For the new study, published in the BMJ Open, researchers examined data involving more than six million people whose health was tracked for an average of six years - until 2013 or death, whichever came first.
"The VA has the largest integrated electronic medical record system in the world", Al-Aly said. "Most of the time, people aren't going to need to be on PPIs for a year or 2 or 3".
Given the millions of people who take PPIs regularly, this could translate into thousands of excess deaths every year, Al-Aly said.
'They are an effective and appropriately safe way to provide short-term relief from heartburn and indigestion, if used in accordance with the clear on-pack instructions and the patient information leaflet inside'.
Al-Aly and colleagues found a 25 percent increased risk of death in the PPI group compared with the H2 blocker group.
"However we looked at the data, there was a consistent [link] with PPI use and risk of death", Al-Aly says.
Previous studies suggest long-term use is associated with problems including kidney damage, C. difficile infections, bone fractures and dementia. It is these genetic differences that may contribute to earlier deaths. "Limiting PPI use and duration to instances where it is medically indicated may be warranted".
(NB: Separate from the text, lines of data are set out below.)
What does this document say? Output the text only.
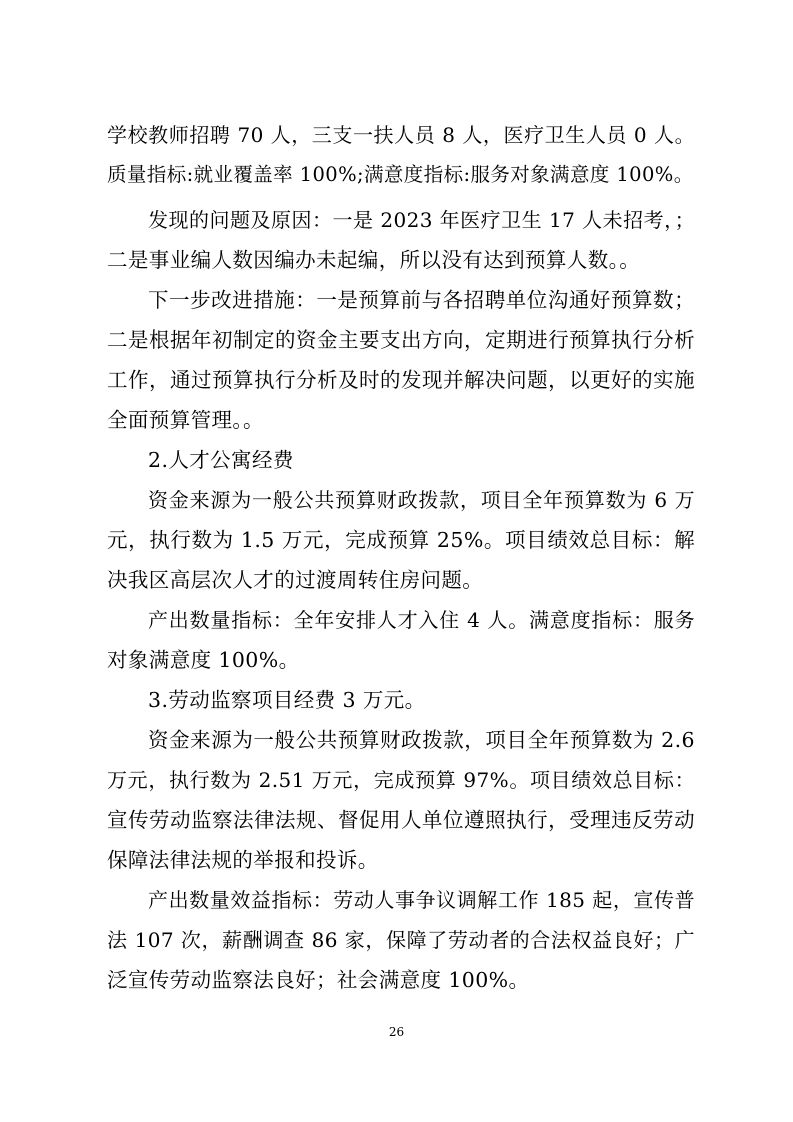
学校教师招聘 70 人，三支一扶人员 8 人，医疗卫生人员 0 人。
质量指标:就业覆盖率 100%;满意度指标:服务对象满意度 100%。
发现的问题及原因：一是 2023 年医疗卫生 17 人未招考，；
二是事业编人数因编办未起编，所以没有达到预算人数。。
下一步改进措施：一是预算前与各招聘单位沟通好预算数；
二是根据年初制定的资金主要支出方向，定期进行预算执行分析
工作，通过预算执行分析及时的发现并解决问题，以更好的实施
全面预算管理。。
2.人才公寓经费
资金来源为一般公共预算财政拨款，项目全年预算数为 6 万
元，执行数为 1.5 万元，完成预算 25%。项目绩效总目标：解
决我区高层次人才的过渡周转住房问题。
产出数量指标：全年安排人才入住 4 人。满意度指标：服务
对象满意度 100%。
3.劳动监察项目经费 3 万元。
资金来源为一般公共预算财政拨款，项目全年预算数为 2.6
万元，执行数为 2.51 万元，完成预算 97%。项目绩效总目标：
宣传劳动监察法律法规、督促用人单位遵照执行，受理违反劳动
保障法律法规的举报和投诉。
产出数量效益指标：劳动人事争议调解工作 185 起，宣传普
法 107 次，薪酬调查 86 家，保障了劳动者的合法权益良好；广
泛宣传劳动监察法良好；社会满意度 100%。
26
"We are confident in the safety and efficacy of Nexium and Prilosec when used in accordance with the FDA approved label, which has been established through numerous clinical trials", said Alexandra Engel, a spokeswoman for AstraZeneca, which was not involved in the new study. The association was also not involved in the research. But these differences can not fully account for the increased risk of death since the risk remained even when the researchers statistically controlled for age and illness.
Popular heartburn drugs known as proton pump inhibitors may raise the chance of death, new research shows.
Dr. Ihab Hajjar, an associate professor at the Emory University School of Medicine, said the new findings are "concerning".
Choosing Wisely Canada's gastroenterology list of Five Things Physicians and Patients Should Question also includes: "Don't maintain long term Proton Pump Inhibitor (PPI) therapy for gastrointestinal symptoms without an attempt to stop/reduce PPI at least once per year in most patients".
He urges patients and doctors to be mindful of why they're using a medication.
Further, the risk rose steadily the longer people used the drugs.
One doctor said the results should be heeded. Perhaps for this reason, Hajjar and his team arrived at different conclusions than other researchers. "Risk is also increased among those without gastrointestinal conditions and with prolonged duration of use".
By contrast, Al-Aly and his co-authors believe a "growing body of evidence" indicates that use of these drugs is associated with a "host of adverse events". The longer the use, the higher the risk, he says.